Vitamin C is a vital component of connective tissue. It helps in the production of collagen, elastin, chondroitin sulfates, and glycosaminoglycans, all of which contribute to various aspects of connective tissue synthesis. Any patient who enters your office injured, needs extra vitamin C. Amounts vary depending on the nature and extent of the injury, with the more serious problems requiring greater amounts.
Vitamin C is a powerful antioxidant. It can neutralize free radicals, which are highly reactive molecules that can damage the body at the cellular level. Applicable conditions include smokers (each cigarette destroys 25 to 50 mg of vitamin C); ingestion of chlorinated water; ingestion of nitrates (which are converted to nitrosamines in the gastrointestinal tract and are mutagenic); exposure to exhaust, ozone, pesticides, and industrial chemicals. Again, the greater the exposure, the greater the amount of vitamin C that is needed.
Vitamin C has a strong multifaceted effect on the immune system. It can enhance white blood cells, phagocytosis, neutrophil mobility, lymphocyte and interferon production. Anytime a patient has a cold, the flu, malaise, wounds, burns, bacterial or viral infections, a vitamin C increase is recommended.
When the body is under excessive stress, vitamin C is one of the nutrients that should be increased. The adrenal glands are a key component in the body's response to stress. Vitamin C plays an important role in the synthesis of adrenal hormones, as well as reducing histamine production. When a person is under psychological stress, physical stress from sickness or injury, or is exposed to weather extremes (cold or hot), vitamin C is one of your nutrients of choice.

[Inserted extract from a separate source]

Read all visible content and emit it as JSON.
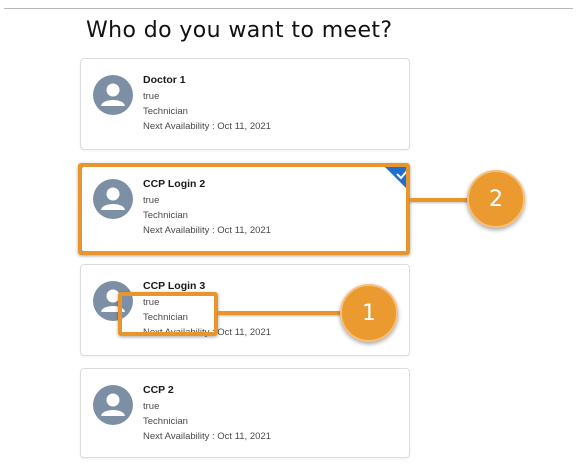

Other conditions vitamin C can help and functions it performs include stimulating the cholesterol to bile conversion, helping gum disease, easy bruising, and diabetics combating complications of their illness. Some forms of male infertility respond quite favorably to vitamin C supplementation. Vitamin C is also an important ingredient in the repair process of epithelial tissue insult caused by various gastrointestinal conditions, such as peptic ulcers, ulcerative colitis, Crohn's disease, and irritable bowel syndrome.
Vitamin C helps in the absorption of most vitamins and minerals. It is especially helpful for people who need extra iron and folic acid. Bioflavinoids work synergistically with vitamin C and enhance its effectiveness. There is no known vitamin or mineral that inhibits vitamin C absorption; however, substances that do interfere with vitamin C include aspirin, antibiotics, barbiturates, cortisone, estrogen, oral contraceptives, alcohol, and antihistamines. Should any of your patients ingest these substances, extra vitamin C should be recommended.
The RDA for vitamin C is 60 mg. Although this is enough to prevent scurvy in the majority of the population, this author feels adults should ingest at least 200 mg in divided doses to maintain their body's vitamin C stores in the healthy range. Therapeutically safe doses range up to 10 gms a day with 1 to 4 gm being the amounts most commonly utilized safely and therapeutically. Vitamin C-sensitive patients should take the ascorbate form which is easily available from most of the professional nutrition companies.
Vitamin C is truly one of the most powerful and versatile nutritional tools a chiropractor has. This article is simply a clinical overview of some of the major areas of utilization for vitamin C. It is, by all means, not an inclusive review. There are many new areas of vitamin C application in research that are ongoing and beyond the scope of this article.